L’Ordre des médecins a également réagi vigoureusement, conformément aux principes républicains. Il « est tout à fait opposé à la tenue d’annuaire de professionnels de santé communautaires, parce que cela contrevient à la non-discrimination édicté dans l’article 7 de son code de déontologie, aux valeurs fondamentales de l’humanisme médical et au socle d’une République et de ses valeur laïques », explique son vice-président Jean-Marcel Mourgues. « S’il y a discriminations, il faut les signaler et, le cas échéant, que ces médecins soient sanctionnés. »

Un avis que le syndicat des jeunes médecins généralistes préfère nuancer : « Ce qui pose problème c’est qu’il y a des patients et des patientes qui se sentent discriminés en santé et que ce problème n’est pas réglé par les institutions qui devraient le régler. Toutes les initiatives extérieures qui visent à y répondre, on les défend parce qu’au moins elles proposent d’avancer sur le problème du racisme en santé », explique son président Benoît Blaes, à France Info.

La liberté de choisir

Une patiente noire préfère choisir. Elle fait part d’un problème parmi d’autres qui la pousse à préférer un praticien d’origine subsaharienne : « Au moment des opérations chirurgicales, nous ne supportions absolument pas le fil pour recoudre. […] Il y a un chirurgien en particulier qui m’a confirmé que les peaux noires étaient très très très difficiles pour la cicatrisation », explique Audrey à France Info.
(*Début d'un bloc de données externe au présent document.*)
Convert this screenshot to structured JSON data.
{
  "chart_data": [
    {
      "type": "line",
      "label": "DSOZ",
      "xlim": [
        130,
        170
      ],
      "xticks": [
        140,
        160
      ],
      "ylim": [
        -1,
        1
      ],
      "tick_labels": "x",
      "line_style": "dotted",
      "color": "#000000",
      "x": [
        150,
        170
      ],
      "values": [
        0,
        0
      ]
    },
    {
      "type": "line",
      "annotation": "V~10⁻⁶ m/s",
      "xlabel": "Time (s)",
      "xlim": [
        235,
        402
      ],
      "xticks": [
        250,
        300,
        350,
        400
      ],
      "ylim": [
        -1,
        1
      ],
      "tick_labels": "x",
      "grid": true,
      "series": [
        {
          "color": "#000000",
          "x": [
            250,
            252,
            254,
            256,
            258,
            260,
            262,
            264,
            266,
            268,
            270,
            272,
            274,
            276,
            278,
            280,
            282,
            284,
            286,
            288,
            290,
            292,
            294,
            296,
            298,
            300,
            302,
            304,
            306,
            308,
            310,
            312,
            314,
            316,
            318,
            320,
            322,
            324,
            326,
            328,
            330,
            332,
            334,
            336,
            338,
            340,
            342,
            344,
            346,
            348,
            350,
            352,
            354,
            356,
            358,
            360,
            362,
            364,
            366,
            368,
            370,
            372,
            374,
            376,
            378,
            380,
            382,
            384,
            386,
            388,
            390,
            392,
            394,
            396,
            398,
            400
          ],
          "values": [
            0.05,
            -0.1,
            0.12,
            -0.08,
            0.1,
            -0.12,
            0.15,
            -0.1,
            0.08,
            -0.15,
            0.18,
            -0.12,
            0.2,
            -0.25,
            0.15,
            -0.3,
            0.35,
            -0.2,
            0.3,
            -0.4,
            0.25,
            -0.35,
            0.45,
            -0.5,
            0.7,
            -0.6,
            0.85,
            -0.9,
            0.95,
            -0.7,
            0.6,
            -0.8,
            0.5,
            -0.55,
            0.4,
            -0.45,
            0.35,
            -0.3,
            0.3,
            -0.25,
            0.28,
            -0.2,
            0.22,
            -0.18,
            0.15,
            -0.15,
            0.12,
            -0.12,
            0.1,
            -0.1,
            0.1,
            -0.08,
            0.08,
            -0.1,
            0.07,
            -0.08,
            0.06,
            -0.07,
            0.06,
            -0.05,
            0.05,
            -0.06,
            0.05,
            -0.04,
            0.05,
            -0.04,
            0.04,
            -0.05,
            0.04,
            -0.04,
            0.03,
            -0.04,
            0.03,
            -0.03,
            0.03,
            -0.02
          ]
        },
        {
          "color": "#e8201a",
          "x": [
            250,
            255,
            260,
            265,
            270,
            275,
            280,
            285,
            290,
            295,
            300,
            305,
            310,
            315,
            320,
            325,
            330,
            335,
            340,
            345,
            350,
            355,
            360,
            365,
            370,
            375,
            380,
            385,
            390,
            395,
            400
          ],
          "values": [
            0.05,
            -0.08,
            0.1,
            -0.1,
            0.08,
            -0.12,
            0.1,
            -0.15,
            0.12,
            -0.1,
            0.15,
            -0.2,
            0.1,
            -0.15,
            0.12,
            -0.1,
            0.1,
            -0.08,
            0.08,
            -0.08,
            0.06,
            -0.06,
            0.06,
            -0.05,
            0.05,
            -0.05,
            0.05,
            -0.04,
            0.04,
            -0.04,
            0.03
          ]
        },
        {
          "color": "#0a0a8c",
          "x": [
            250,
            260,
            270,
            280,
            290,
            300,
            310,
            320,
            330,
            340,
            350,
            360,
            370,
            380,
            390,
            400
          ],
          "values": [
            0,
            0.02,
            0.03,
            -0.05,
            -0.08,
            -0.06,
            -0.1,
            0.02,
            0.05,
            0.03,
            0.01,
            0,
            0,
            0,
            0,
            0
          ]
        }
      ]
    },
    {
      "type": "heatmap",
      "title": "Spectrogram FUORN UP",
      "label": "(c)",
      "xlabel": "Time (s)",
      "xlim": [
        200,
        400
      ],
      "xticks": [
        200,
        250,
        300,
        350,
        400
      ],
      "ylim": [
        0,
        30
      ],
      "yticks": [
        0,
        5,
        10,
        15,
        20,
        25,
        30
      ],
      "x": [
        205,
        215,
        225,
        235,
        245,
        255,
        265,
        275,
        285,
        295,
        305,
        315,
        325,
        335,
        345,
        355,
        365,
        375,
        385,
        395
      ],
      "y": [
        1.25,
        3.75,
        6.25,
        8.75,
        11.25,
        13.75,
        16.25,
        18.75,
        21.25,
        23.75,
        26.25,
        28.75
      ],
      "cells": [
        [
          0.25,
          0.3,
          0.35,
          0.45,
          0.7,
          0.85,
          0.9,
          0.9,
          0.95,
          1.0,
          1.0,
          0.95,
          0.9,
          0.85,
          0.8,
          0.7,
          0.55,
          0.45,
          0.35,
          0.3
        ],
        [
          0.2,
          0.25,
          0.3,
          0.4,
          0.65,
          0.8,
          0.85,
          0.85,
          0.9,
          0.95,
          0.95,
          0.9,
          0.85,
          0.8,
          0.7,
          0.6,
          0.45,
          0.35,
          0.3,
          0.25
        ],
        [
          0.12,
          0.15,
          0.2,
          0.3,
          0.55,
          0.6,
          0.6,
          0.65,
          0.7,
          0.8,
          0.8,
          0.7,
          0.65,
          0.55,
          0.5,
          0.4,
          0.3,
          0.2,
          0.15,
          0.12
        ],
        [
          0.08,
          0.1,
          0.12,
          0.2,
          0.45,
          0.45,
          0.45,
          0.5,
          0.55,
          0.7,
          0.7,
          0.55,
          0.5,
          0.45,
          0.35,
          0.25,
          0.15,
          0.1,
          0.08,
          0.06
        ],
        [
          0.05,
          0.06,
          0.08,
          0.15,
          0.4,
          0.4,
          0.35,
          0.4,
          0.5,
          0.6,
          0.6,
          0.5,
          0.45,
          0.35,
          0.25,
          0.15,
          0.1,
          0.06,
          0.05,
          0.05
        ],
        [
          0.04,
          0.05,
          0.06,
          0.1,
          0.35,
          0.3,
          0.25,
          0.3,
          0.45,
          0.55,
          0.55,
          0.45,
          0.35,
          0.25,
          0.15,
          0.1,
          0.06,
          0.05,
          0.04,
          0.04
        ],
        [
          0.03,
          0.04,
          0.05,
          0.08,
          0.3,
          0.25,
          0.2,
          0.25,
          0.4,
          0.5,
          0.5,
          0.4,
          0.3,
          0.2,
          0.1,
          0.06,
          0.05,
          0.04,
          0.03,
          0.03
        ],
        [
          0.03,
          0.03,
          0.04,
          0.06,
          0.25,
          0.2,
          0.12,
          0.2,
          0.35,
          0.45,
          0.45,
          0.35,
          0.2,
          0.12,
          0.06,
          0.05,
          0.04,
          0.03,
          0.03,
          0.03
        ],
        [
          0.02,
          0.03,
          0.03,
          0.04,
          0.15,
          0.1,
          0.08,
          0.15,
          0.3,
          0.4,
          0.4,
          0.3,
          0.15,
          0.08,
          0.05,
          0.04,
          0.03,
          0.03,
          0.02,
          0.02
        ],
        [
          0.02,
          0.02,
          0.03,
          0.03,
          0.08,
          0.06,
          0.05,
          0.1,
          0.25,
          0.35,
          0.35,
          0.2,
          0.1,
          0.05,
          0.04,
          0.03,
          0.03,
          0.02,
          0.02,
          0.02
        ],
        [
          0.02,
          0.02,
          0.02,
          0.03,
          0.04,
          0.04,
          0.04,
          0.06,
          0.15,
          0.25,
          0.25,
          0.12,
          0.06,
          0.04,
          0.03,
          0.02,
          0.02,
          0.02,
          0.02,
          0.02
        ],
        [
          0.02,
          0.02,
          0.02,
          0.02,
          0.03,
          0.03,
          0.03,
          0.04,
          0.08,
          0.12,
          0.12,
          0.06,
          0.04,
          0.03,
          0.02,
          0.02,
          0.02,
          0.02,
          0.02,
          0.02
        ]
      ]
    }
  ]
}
La question de la proximité avec son médecin ou sa gynécologue importe aussi, avec parfois une langue commune partagée, comme le prône en psychiatrie le thérapeute et romancier Tobie Nathan.

Tout comme il existe un réseau des médecins et professionnels de santé gay-friendly LGBT. C’est plus facile avec eux « d’être en capacité de s’exprimer sans crainte, sans appréhension, sans gêne et sans retenue. C’est la raison pour laquelle nous avons créé ce réseau », explique le site.

Le cabinet du ministre de la Santé, Olivier Véran, contacté par France Info, se dit choqué par l’établissement de ces listes et compte sur l’Ordre des médecins pour faire respecter les règles de déontologie de la profession.